La semana pasada se debatió mucho sobre Morena: si tiene dos Presidentes o ninguno; si fue legítima su convocatoria al Congreso General; etcétera. Muchos de los debates terminaban con la aseveración de que, al final, AMLO resolvería la disputa interna. A pesar de que una y otra vez el Presidente ha dicho que la nueva “línea es que no hay línea” y que no intervendrá en el proceso, muchos comentaristas dan por hecho que lo hará. Pero yo síle creo al Presidente por una sencilla razón: su poder depende de la debilidad de Morena. Me explico.

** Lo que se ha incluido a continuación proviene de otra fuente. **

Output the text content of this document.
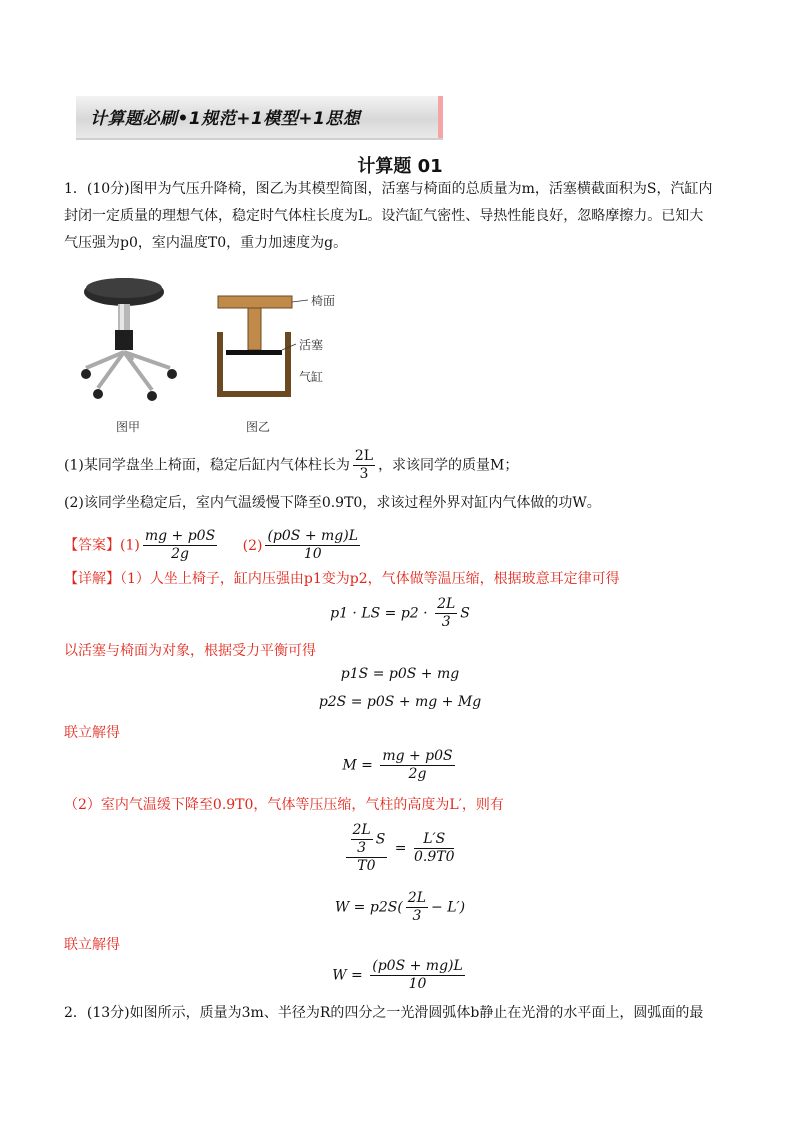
计算题必刷•1规范+1模型+1思想
计算题 01
1．(10分)图甲为气压升降椅，图乙为其模型简图，活塞与椅面的总质量为m，活塞横截面积为S，汽缸内
封闭一定质量的理想气体，稳定时气体柱长度为L。设汽缸气密性、导热性能良好，忽略摩擦力。已知大
气压强为p0，室内温度T0，重力加速度为g。
椅面
活塞
气缸
图甲	图乙
(1)某同学盘坐上椅面，稳定后缸内气体柱长为 $\frac{2L}{3}$ ，求该同学的质量M；
(2)该同学坐稳定后，室内气温缓慢下降至0.9T0，求该过程外界对缸内气体做的功W。
【答案】$(1) \frac{mg + p0S}{2g} (2) \frac{(p0S + mg)L}{10}$
【详解】（1）人坐上椅子，缸内压强由p1变为p2，气体做等温压缩，根据玻意耳定律可得
p1 · LS = $p2 \cdot \frac{2L}{3}$ S
以活塞与椅面为对象，根据受力平衡可得
p1S = p0S + mg
p2S = p0S + mg + Mg
联立解得
$M = \frac{mg + p0S}{2g}$
（2）室内气温缓下降至0.9T0，气体等压压缩，气柱的高度为L′，则有
$\frac{\frac{2L}{3} S}{T0} = \frac{L'S}{0.9T0}$
$W = p2S( \frac{2L}{3} - L')$
联立解得
$W = \frac{(p0S + mg)L}{10}$
2．(13分)如图所示，质量为3m、半径为R的四分之一光滑圆弧体b静止在光滑的水平面上，圆弧面的最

Estamos acostumbrados a pensar que los partidos políticos son vehículos a través de los cuales se estructura el poder político. Éstos compiten entre sí en una elección y se conforma un gobierno. El ganador puebla las estructuras del mismo y los perdedores conforman la oposición. Y hay una dialéctica entre ellos, una forma de actuar conjunta, donde se reparte la responsabilidad política de gobernar. La política vista así es deliberación, negociación, reconocimiento. No quiero decir que la realidad siempre haya reflejado esta forma de actuar, sino simplemente que esta es la idea predominante – la forma típico ideal, dirían los filósofos- que sobrevuela la concepción de la democracia representativa.

En el trasfondo de esta forma de pensar se encuentran algunas reglas no escritas. La primera es que los partidos representan, precisamente, una “parte” y no el “todo” de la sociedad –de ahí la etimología de la palabra “partido”. Subyace, también, una sociedad pluralista, en donde palpitan múltiples planes de vida e ideales de excelencia, lo cual hace el mundo de lo político algo complejo, dinámico, fragmentado. Precisamente para ordenar ese mar político existen las ideologías partidarias. Serán éstas las que ordenarán ese océano que se presenta como caótico: entre izquierdas y derechas, liberales y conservadores, progresistas y retrógradas. Y será la representación política la que proyecte esa pluralidad en la esfera pública.

La segunda es que la idea de “partidismo” –es decir, de tomar partido- se refiere a una forma de acción inscrita en un espacio específico y limitado . Es específico porque ese espacio se comparte con las demás partes, es decir, con los partidos de oposición. Es limitado por la temporalidad consustancial al poder democrático: cualquier mayoría, no importa su tamaño, eventualmente podrá trasmutar en minoría. Esto deriva en una forma pragmática de hacer política: una que no ahogue al adversario, porque uno no querría que el adversario, eventualmente, lo ahogara a uno.

AMLO no se siente cómodo con estas reglas y de ahí su desdén a Morena. El Presidente no habla por una “parte” de México, sino por el “pueblo”, ese sujeto colectivo que se construye discursivamente. Y el pueblo representa al “todo”: ese todo bueno, verdadero, incorruptible. De esta forma de concebir el mundo de lo político deviene una transformación –como bien dice Nadia Urbinati- de la idea misma representación política: ésta pasa de ser una de mandato, a una de encarnación. La representación como mandato implica una distancia y diferencia entre el soberano –el pueblo- y el gobierno. Estas dos cualidades permiten que el tiempo sea un factor fundamental en el proceso de toma de decisiones colectivas; dando paso a la reflexión, la oposición, el debate. La representación como encarnación no permite esta distancia ni diferenciación. Es el líder quien encarna al “pueblo”, y el pueblo es el “todo” de donde emana la verdadera soberanía popular.

Y eso le funciona muy bien al Presidente: la identidad construida entre el pueblo y su figura le permite tomar decisiones intempestivas en nombre de éste y alimentar constantemente las expectativas de sus militantes para estar en una suerte de campaña electoral permanente. Al encarnar al pueblo él, y sólo él, moldea el espacio público, de forma directa y constante, sin el estorbo de intermediarios. Intermediarios que van desde la burocracia tradicional, la sociedad civil, los demás poderes del Estado y, claro, los partidos políticos, incluyendo el suyo.

Por eso Morena le importa poco. Institucionalizar su movimiento sería autoimponerse una camisa de fuerza. Tendría que actuar de forma coherente conforme a una ideología –que hoy no tiene: lo mismo actúa como una persona de derecha o de izquierda, dependiendo del tema. Lo llevaría a atemperar las críticas a sus adversarios, porque les tendría que reconocer una legitimidad igual que la suya. Debería ser pragmático y ceder en algunas de sus políticas en beneficio de la oposición. Y lo más importante, debería renunciar a encarnar ese “todo” bueno que lo mantiene cercano, popular y muy, muy, poderoso; y creo que pocos políticos renunciarían a tanto poder.

Fortalecer a Morena sería debilitar la figura que AMLO se ha construido. Y él lo sabe.